INTRODUCTION
Gossypiboma is derived from two Latin and Swahili words including gossypium (cotton) and boma [place of concealment] (1). It is a kind of retained foreign body (RFB) following surgery (2). It causes two types of reaction including exudative inflammatory reaction and aseptic fibrotic reaction. The first type causes reaction to the material of sponge and presents as a mass in the body. The second forms an abscess and results in early diagnosis, leading to surgical removal (3).
CASE REPORT
A 35-year old woman presented with colicky abdominal pain, vomiting and constipation for one week. She gave a history of Caesarean section about two years previously. On physical examination, she had generalized abdominal distention and tenderness and bowel sounds were hyperactive. Rectal examination was normal. Plain abdominal radiograph revealed multiple air fluid shadows and a “stepladder” pattern. It did not show any sign of a radio-opaque marker in the abdomen.
Ultrasonographic examination of the abdomen and pelvis showed partial dilation in the proximal loop of the ascending, transverse and descending colon. Thickening of the descending and proximal sigmoid colon wall was also found. The laboratory investigation yielded the following results: a white blood cell (WBC) count of 15 400/mm3, a haemoglobin of 6.5 g/dL, erythrocyte sedimentation rate (ESR) = 54 mm/hour Westergren and C-reactive protein (CRP)3+. Other routine laboratory tests were normal. Exploratory laparotomy was performed. There were two sponges in the abdomen (Figs. 1–3). The first one was in the omentum and the other one was in an enterocolic fistula in the distal ileum 10 centimeters proximal to the ileocaecal junction.
Fig. 1. The two sponges found in the abdomen.

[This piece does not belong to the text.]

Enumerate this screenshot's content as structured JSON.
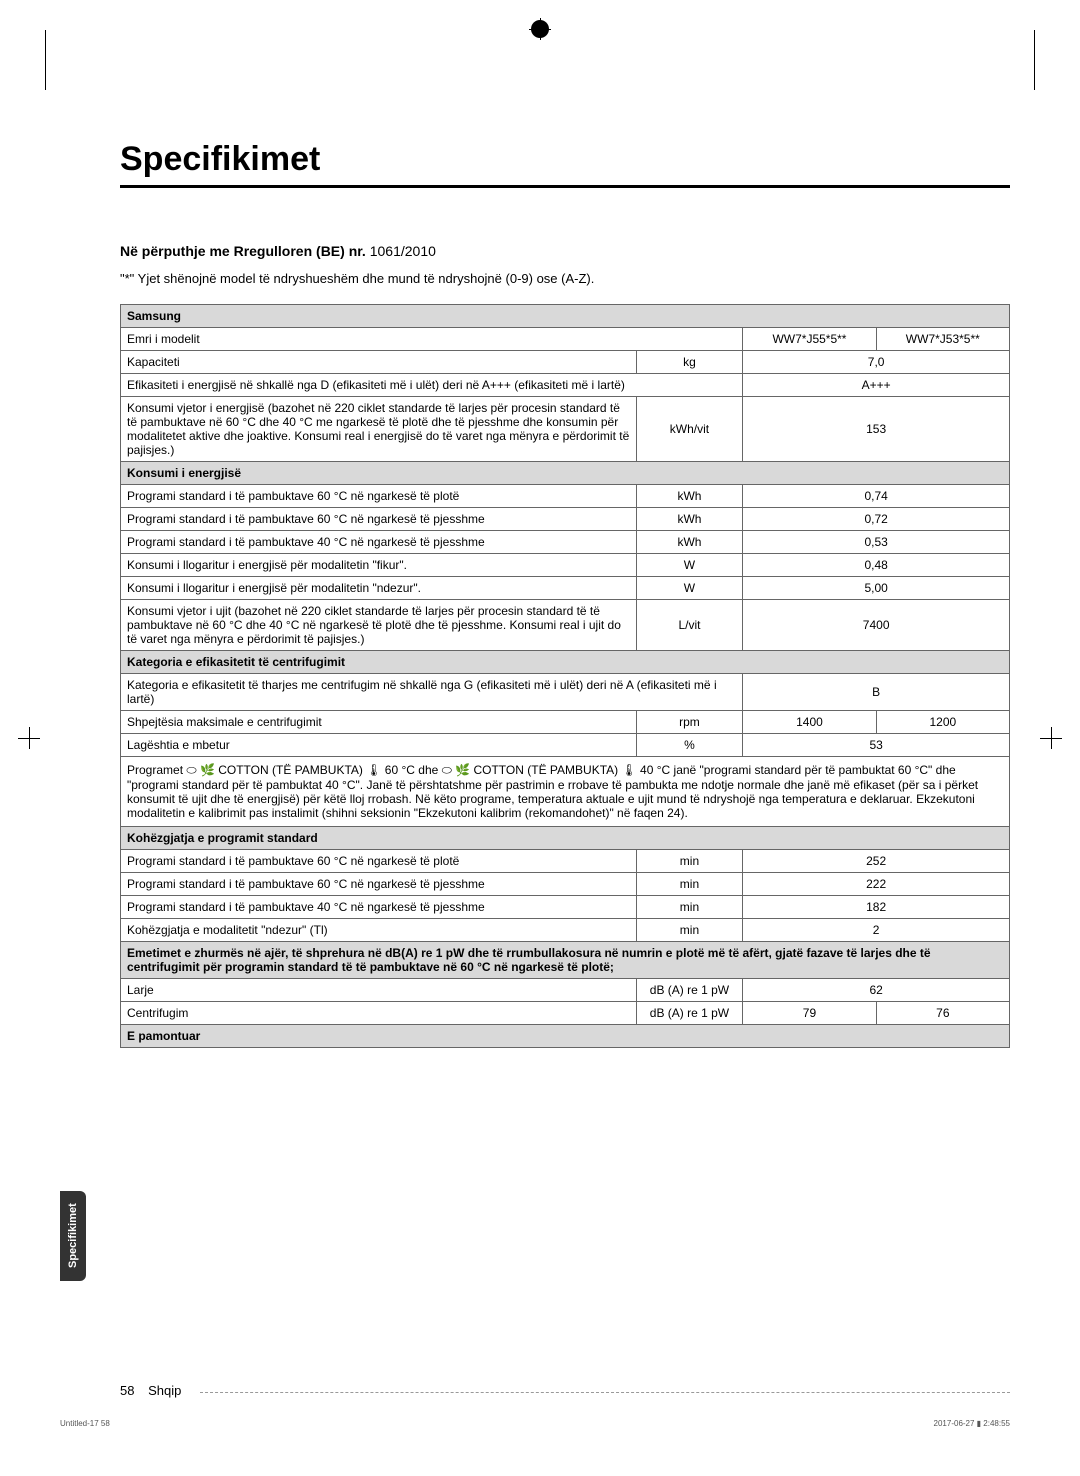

Fig. 3. Site of fistulization.
Fig. 2. Expanded sponge.
Omentectomy was done to extrude the mop, and intestinal continuity was established by end-to-end anastomosis following partial resection of the fistulized segment (ileum and right colon). The patient was discharged in stable condition.
DISCUSSION
According to recent reports, one RFB occurs in 1000 to 1500 laparotomies (4). But it seems that this complication is usually under-reported because of medico-legal consequences. Furthermore, surgeons usually do not like to report their errors (5).

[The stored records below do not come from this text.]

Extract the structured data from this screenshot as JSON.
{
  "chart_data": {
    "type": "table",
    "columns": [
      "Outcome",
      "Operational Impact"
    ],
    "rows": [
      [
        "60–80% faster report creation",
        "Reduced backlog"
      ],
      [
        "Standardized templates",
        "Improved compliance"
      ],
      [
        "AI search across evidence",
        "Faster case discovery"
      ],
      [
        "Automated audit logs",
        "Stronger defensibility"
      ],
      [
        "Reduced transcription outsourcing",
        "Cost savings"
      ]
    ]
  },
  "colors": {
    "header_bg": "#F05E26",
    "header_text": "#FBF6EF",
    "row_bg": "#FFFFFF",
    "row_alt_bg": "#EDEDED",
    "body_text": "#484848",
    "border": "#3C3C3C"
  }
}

Wan et al suggested that the most common site where gossypiboma is found is in the abdomen (56%) and the less common locations are pelvis (18%) and thorax (11%). Imaging methods commonly used for diagnosis of RFB are radiography (35%), computed tomography (61%) and ultrasound [34%] (6).
Presentations of gossypiboma may vary from an asymptomatic condition to different complications. It may present like an intra-abdominal mass and migrate to the intestine and result in intestinal obstruction. In some cases, it may cause fistulae into surrounding structures or result in granulomas, sepsis and gastrointestinal bleeding (7).
Gossypibomas usually have non-specific symptoms and can be asymptomatic for many years. It may take about seven years for RBFs to be diagnosed (4).
Different factors may cause gossypiboma. Unexpected change in the operation, high body mass index and emergency surgery are identified as major causes of gossypiboma. Other risk factors such as surgical counts, large intraabdominal tumours, fatigued surgical team, more than one surgical team involved and change in nursing staff during procedure may also have an effect on gossypiboma occurring. In 88% of gossypiboma cases, counting was performed but the count was falsely documented. Emergency Caesarean section was reported as one important cause of gossypiboma in developing countries (5, 8).
Some standard precautionary measures may reduce the occurrence of gossypiboma including meticulous count of double sponge before surgery and at the conclusion of the procedure, using sponge with radio-opaque marker, and using large ribbon attached sponge and avoiding use of small gauze for the peritoneal cavity. Radiographic imaging to assess possible occurrence of RFB after high-risk operation should be considered, especially when the textile counting seems to be wrongly performed (9, 10).
ACKNOWLEDGEMENTS
We would like to thank Dr Mohammad Ismail Naeimi for his assistance with the study.